Mariano Amaro

Personal information
- Full name: Mariano Rodrigues Amaro
- Date of birth: 7 August 1914
- Place of birth: Lisbon, Portugal
- Date of death: 22 May 1987 (aged 72)
- Place of death: Portugal
- Position: Midfielder

Youth career
- Sport Adicense

Senior career*
- Years: Team / Apps / (Gls)
- 1934–1948: Belenenses / 213 / (3)

International career
- 1937–1947: Portugal / 19 / (0)

= Mariano Amaro =

Portuguese footballer

Mariano Rodrigues Amaro (7 August 1914 – 22 May 1987) was a Portuguese football midfielder and manager.

==Club career==
Amaro was born in Lisbon. He spent his entire career with local club C.F. Os Belenenses, always in the Primeira Liga.

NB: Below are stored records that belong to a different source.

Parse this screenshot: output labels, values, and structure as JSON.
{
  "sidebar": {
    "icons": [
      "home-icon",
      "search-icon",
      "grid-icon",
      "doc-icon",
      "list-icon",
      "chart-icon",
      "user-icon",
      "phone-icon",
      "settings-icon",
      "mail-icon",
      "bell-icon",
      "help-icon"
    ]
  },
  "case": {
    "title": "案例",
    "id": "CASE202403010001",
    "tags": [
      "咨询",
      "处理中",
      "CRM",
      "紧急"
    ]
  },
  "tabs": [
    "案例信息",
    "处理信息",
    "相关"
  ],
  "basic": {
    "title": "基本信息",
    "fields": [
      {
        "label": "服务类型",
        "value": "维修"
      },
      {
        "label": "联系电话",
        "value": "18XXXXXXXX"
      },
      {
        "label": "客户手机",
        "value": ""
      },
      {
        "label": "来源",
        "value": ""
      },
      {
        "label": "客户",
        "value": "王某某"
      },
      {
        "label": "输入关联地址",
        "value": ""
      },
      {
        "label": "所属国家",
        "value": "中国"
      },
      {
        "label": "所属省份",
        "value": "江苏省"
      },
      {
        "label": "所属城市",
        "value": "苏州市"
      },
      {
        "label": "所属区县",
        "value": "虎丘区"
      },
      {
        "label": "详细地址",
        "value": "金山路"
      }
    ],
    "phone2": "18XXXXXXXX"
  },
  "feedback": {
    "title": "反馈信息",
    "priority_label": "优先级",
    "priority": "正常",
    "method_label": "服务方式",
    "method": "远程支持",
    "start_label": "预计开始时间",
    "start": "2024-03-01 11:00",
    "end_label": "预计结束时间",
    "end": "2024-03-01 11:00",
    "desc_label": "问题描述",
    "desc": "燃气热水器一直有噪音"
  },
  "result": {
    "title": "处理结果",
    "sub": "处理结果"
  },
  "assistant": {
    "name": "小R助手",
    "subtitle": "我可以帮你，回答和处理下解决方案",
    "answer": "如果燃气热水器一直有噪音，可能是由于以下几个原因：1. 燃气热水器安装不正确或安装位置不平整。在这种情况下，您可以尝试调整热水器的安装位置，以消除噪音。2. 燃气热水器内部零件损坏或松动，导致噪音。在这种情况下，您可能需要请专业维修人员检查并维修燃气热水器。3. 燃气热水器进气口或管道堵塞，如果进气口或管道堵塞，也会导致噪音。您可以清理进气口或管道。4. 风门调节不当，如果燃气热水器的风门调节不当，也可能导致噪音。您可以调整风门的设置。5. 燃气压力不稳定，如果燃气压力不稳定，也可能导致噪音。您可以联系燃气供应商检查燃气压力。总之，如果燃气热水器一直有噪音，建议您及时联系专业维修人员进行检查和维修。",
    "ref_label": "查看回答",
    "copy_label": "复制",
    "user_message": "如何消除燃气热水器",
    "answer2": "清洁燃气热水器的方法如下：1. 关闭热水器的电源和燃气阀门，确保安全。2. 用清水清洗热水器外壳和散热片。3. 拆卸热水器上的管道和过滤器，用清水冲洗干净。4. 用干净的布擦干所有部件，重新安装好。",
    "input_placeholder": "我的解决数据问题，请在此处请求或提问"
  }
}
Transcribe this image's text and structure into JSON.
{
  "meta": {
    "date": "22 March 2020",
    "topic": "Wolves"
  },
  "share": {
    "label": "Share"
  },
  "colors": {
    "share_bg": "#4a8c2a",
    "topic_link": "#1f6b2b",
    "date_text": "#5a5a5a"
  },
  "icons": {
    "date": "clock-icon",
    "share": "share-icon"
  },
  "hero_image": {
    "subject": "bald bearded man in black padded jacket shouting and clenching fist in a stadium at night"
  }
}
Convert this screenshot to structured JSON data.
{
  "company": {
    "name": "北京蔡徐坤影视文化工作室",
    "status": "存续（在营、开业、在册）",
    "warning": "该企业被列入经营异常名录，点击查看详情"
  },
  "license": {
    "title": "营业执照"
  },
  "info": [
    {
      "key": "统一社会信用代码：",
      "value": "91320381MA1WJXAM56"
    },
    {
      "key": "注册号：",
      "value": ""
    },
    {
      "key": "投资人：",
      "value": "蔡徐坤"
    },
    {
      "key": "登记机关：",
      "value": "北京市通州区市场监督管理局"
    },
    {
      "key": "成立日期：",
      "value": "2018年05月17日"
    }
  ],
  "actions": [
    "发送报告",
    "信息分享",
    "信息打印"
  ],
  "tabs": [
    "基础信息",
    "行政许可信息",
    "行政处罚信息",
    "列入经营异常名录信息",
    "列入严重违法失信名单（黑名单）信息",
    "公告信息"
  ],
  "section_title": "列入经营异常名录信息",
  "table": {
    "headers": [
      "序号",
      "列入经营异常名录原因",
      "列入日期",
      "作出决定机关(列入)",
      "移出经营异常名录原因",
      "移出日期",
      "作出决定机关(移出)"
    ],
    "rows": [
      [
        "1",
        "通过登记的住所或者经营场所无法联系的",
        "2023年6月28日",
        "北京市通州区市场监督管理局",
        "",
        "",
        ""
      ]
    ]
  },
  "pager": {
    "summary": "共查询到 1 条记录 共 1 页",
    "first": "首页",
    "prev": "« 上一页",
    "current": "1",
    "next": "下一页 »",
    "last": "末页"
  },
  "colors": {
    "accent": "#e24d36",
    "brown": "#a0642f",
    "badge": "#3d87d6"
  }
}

In the 1945–46 season, captain Amaro contributed 22 appearances as the team won the national championship for the first and only time in their history.

==International career==
Amaro earned the first of his 19 caps for Portugal on 28 November 1937, in a 2–1 friendly win against Spain in Vigo. Before that match he, alongside teammates João Azevedo, Artur Quaresma and José Simões, refused to perform the fascist salute, being subsequently questioned by PIDE.